Ramazanda yapılan en büyük yanlışlardan biri sahura kalkmamaktır. Birçok kişi gece geç saate kadar oturur ve yemek yiyip yatar. Bu beslenme tarzı, yaklaşık 15 saat olan açlığı, ortalama 20 saate çıkarır. Bu da açlık kan şekerinin daha erken saatlerde düşmesine ve buna bağlı olarak günün daha verimsiz geçmesine neden olur. Çok uzun açlıklarda kan şekeri düşer, boş midede asit salgısı artar. Ertesi gün aç kalma süresi uzamasıyla metabolik hız düşer ve buna bağlı olarak halsizlik ve baş ağrısı görülür. Bu yüzden bütün geceyi ve ertesi günü aç geçirmemek için mutlaka sahura kalkın. Fakat sahurda yemek yenilip yatılacağından dolayı sindirim ve metabolizma yavaştır. Bu yüzden sahurda tüketilen besinlerin miktarı ve çeşidi çok önemlidir. Sahurda hazmı kolay, gün boyunca enerjik kalmanızı sağlayacak besinleri tercih edin. Örneğin yumurta, peynir gibi proteinden zengin besinlere yer verebilirsiniz. Böylece, proteinler mide boşalma süresini uzatarak acıkmanızı engelleyecektir. Sahurda yağlı ve ağır besinler tüketildiğinde metabolizma hızı yavaş olduğundan vücuda alınan besinlerin yağa dönüşümü daha fazla olacaktır. Ayrıca bu tür yağlı ve ağır besinler tüketilip ardından yatıldığında ciddi reflü ve mide rahatsızlıkları görülebilir. Bunun yanında diğer yapılan bir hata ise sahurda tatlı besinlerin fazla, protein içeren besinlerin ise az tüketilmesidir. Şeker içeriği yüksek gıdalar kan şekerini hızla yükseltirler ve hızla düşürürler, bu da ertesi gün çok çabuk acıkmamıza ve kan şekerinin çok daha çabuk düşmesine sebep olur.
 
Sahurda yağlı ve ağır şekerli besinler yerine daha hafif, yağ oranı düşük, tok tutması ve günlük almamız gereken protein ihtiyacının karşılanması bakımından protein içeriği yüksek, kan şekerini hızla yükseltmeyen kompleks şekerlerden oluşan bir öğün olmalıdır.

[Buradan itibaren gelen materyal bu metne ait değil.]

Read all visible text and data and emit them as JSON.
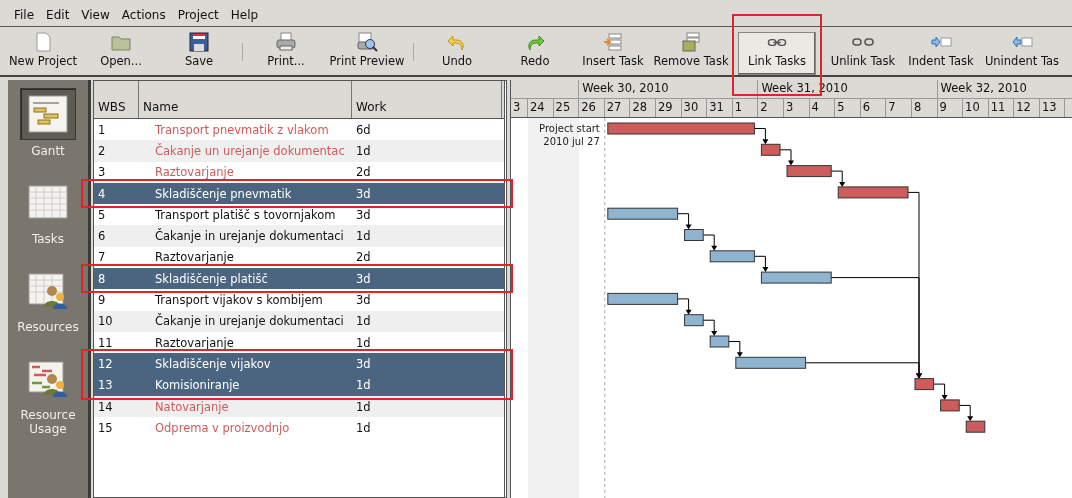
{
  "menu": [
    "File",
    "Edit",
    "View",
    "Actions",
    "Project",
    "Help"
  ],
  "toolbar": [
    {
      "kind": "button",
      "label": "New Project",
      "pressed": false,
      "framed": false
    },
    {
      "kind": "button",
      "label": "Open...",
      "pressed": false,
      "framed": false
    },
    {
      "kind": "button",
      "label": "Save",
      "pressed": false,
      "framed": false
    },
    {
      "kind": "separator"
    },
    {
      "kind": "button",
      "label": "Print...",
      "pressed": false,
      "framed": false
    },
    {
      "kind": "button",
      "label": "Print Preview",
      "pressed": false,
      "framed": false
    },
    {
      "kind": "separator"
    },
    {
      "kind": "button",
      "label": "Undo",
      "pressed": false,
      "framed": false
    },
    {
      "kind": "button",
      "label": "Redo",
      "pressed": false,
      "framed": false
    },
    {
      "kind": "button",
      "label": "Insert Task",
      "pressed": false,
      "framed": false
    },
    {
      "kind": "button",
      "label": "Remove Task",
      "pressed": false,
      "framed": false
    },
    {
      "kind": "button",
      "label": "Link Tasks",
      "pressed": true,
      "framed": true
    },
    {
      "kind": "button",
      "label": "Unlink Task",
      "pressed": false,
      "framed": false
    },
    {
      "kind": "button",
      "label": "Indent Task",
      "pressed": false,
      "framed": false
    },
    {
      "kind": "button",
      "label": "Unindent Tas",
      "pressed": false,
      "framed": false
    }
  ],
  "sidebar": {
    "items": [
      {
        "label": "Gantt",
        "selected": true
      },
      {
        "label": "Tasks",
        "selected": false
      },
      {
        "label": "Resources",
        "selected": false
      },
      {
        "label": "Resource Usage",
        "selected": false
      }
    ]
  },
  "table": {
    "columns": [
      "WBS",
      "Name",
      "Work"
    ],
    "rows": [
      {
        "wbs": "1",
        "name": "Transport pnevmatik z vlakom",
        "work": "6d",
        "critical": true,
        "selected": false,
        "framed": false
      },
      {
        "wbs": "2",
        "name": "Čakanje un urejanje dokumentac",
        "work": "1d",
        "critical": true,
        "selected": false,
        "framed": false
      },
      {
        "wbs": "3",
        "name": "Raztovarjanje",
        "work": "2d",
        "critical": true,
        "selected": false,
        "framed": false
      },
      {
        "wbs": "4",
        "name": "Skladiščenje pnevmatik",
        "work": "3d",
        "critical": true,
        "selected": true,
        "framed": true
      },
      {
        "wbs": "5",
        "name": "Transport platišč s tovornjakom",
        "work": "3d",
        "critical": false,
        "selected": false,
        "framed": false
      },
      {
        "wbs": "6",
        "name": "Čakanje in urejanje dokumentaci",
        "work": "1d",
        "critical": false,
        "selected": false,
        "framed": false
      },
      {
        "wbs": "7",
        "name": "Raztovarjanje",
        "work": "2d",
        "critical": false,
        "selected": false,
        "framed": false
      },
      {
        "wbs": "8",
        "name": "Skladiščenje platišč",
        "work": "3d",
        "critical": false,
        "selected": true,
        "framed": true
      },
      {
        "wbs": "9",
        "name": "Transport vijakov s kombijem",
        "work": "3d",
        "critical": false,
        "selected": false,
        "framed": false
      },
      {
        "wbs": "10",
        "name": "Čakanje in urejanje dokumentaci",
        "work": "1d",
        "critical": false,
        "selected": false,
        "framed": false
      },
      {
        "wbs": "11",
        "name": "Raztovarjanje",
        "work": "1d",
        "critical": false,
        "selected": false,
        "framed": false
      },
      {
        "wbs": "12",
        "name": "Skladiščenje vijakov",
        "work": "3d",
        "critical": false,
        "selected": true,
        "framed": true
      },
      {
        "wbs": "13",
        "name": "Komisioniranje",
        "work": "1d",
        "critical": true,
        "selected": true,
        "framed": true
      },
      {
        "wbs": "14",
        "name": "Natovarjanje",
        "work": "1d",
        "critical": true,
        "selected": false,
        "framed": false
      },
      {
        "wbs": "15",
        "name": "Odprema v proizvodnjo",
        "work": "1d",
        "critical": true,
        "selected": false,
        "framed": false
      }
    ]
  },
  "gantt": {
    "weeks": [
      "Week 30, 2010",
      "Week 31, 2010",
      "Week 32, 2010"
    ],
    "days": [
      {
        "label": "3",
        "shaded": false
      },
      {
        "label": "24",
        "shaded": true
      },
      {
        "label": "25",
        "shaded": true
      },
      {
        "label": "26",
        "shaded": false
      },
      {
        "label": "27",
        "shaded": false
      },
      {
        "label": "28",
        "shaded": false
      },
      {
        "label": "29",
        "shaded": false
      },
      {
        "label": "30",
        "shaded": false
      },
      {
        "label": "31",
        "shaded": false
      },
      {
        "label": "1",
        "shaded": false
      },
      {
        "label": "2",
        "shaded": false
      },
      {
        "label": "3",
        "shaded": false
      },
      {
        "label": "4",
        "shaded": false
      },
      {
        "label": "5",
        "shaded": false
      },
      {
        "label": "6",
        "shaded": false
      },
      {
        "label": "7",
        "shaded": false
      },
      {
        "label": "8",
        "shaded": false
      },
      {
        "label": "9",
        "shaded": false
      },
      {
        "label": "10",
        "shaded": false
      },
      {
        "label": "11",
        "shaded": false
      },
      {
        "label": "12",
        "shaded": false
      },
      {
        "label": "13",
        "shaded": false
      }
    ],
    "project_start": {
      "label": "Project start",
      "date": "2010 jul 27"
    }
  }
}
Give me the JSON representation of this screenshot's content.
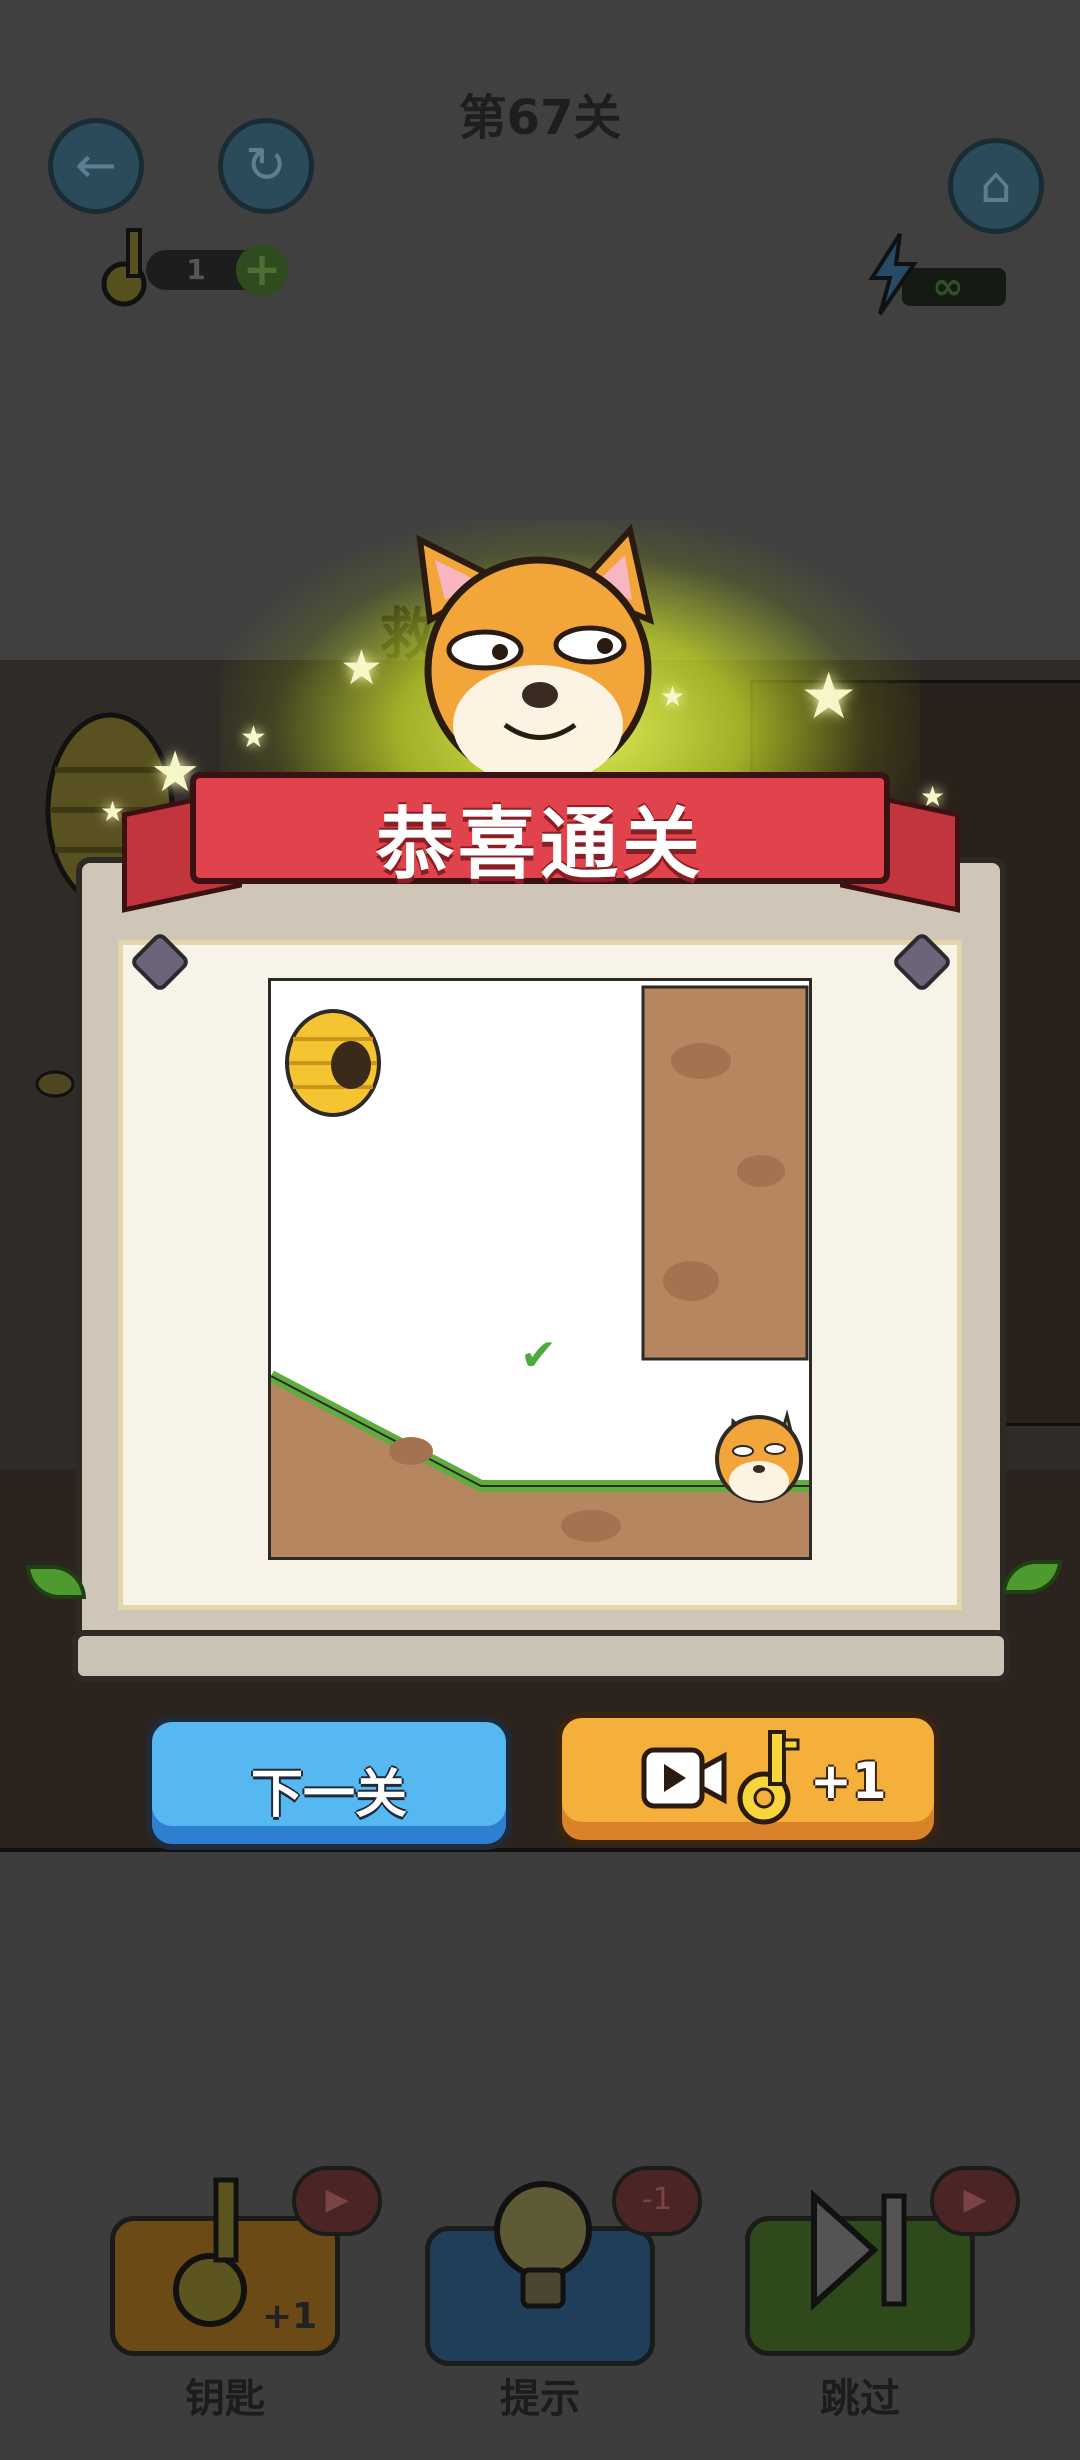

Bu nedenle sahura mutlaka kalkın ancak bu öğünde; ya, süt, taze sıkılmış meyve suyu, bitki ve meyve çayı, yumurta, peynir, zeytin, esmer ekmek gibi hafif bir kahvaltı yapın; ya da çorba, az yağlı yapılmış sebze ve zeytinyağlı yemeklerden oluşan hafif bir öğün şekli tercih edin.
 
Ramazanda sahur kadar iftar yemeklerindeki seçimlerde çok önemlidir. Gün boyu aç kalındığından, iftar sonrası yaşanabilecek olası rahatsızlıkları engellemek için, yavaş sindirilen, mide ve bağırsak sisteminde uzun süre kalabilen ve kana geçiş hızı düşük olan esmer tahıl ürünleri ile sebzeler, kuru baklagiller ve salata gibi gıdaları tercih etmeye çalışın. Unutmayın ramazanda çok yemek yemek uzun süreli açlığı ortadan kaldırmaz. İftar sofralarını hazırlarken her besin grubundan dengeli yemekleri içeren mönü oluşturmalıyız .İftarda başlangıç için beyne doygunluk hissi veren çorba en uygun yiyecektir. Çorba, zeytin veya hurma gibi kahvaltılık ürünler ve salata ile oruç açıldıktan en az 15 dakika sonra ana öğünü tüketmek, hem metabolizmayı çalıştırmak, hem de boş mideye birden yemek yemenin yol açabileceği sağlık sorunlarını engellemek adına çok önemlidir. İftardan sonra tüketilen ana öğünde ise, etli veya etsiz az yağlı sebze yemeği ile az miktarda pilav, makarna veya börek yenilebilir. Bunun yanında yoğurt, ayran veya süt tüketimini asla ihmal etmeyin.
 
İftarı hurmayla açmak da çok yaygın görülen bir alışkanlıktır. Hurma; şeker, fibrin, karbonhidrat, demir ve magnezyum kaynağıdır. Şeker içeriği kuru hurma da yüzde 75-80 oranındadır. Bu yüzden tüketim biçimine dikkat edin. Oruç tutulduğunda uzun süre açlık sonrasında kan şekeri düşük olmasından dolayı kan şekerini hızla yükselten şeker oranı yüksek besinlerin çok yüksek miktarda tüketimi önerilmez. Ancak ilk oruç açıldığında 1-2 adet hurma tüketiminde sakınca yoktur. Hurmanın bağırsak hareketlerini arttırıcı özelliği var. Bu yüzden kabızlık durumunda tüketimi kişiye iyi gelir. Ayrıca kurutulmuş meyvelerde ki gibi demir içeriği yüksek olduğundan anemi hastalarında diyete eklenebilir.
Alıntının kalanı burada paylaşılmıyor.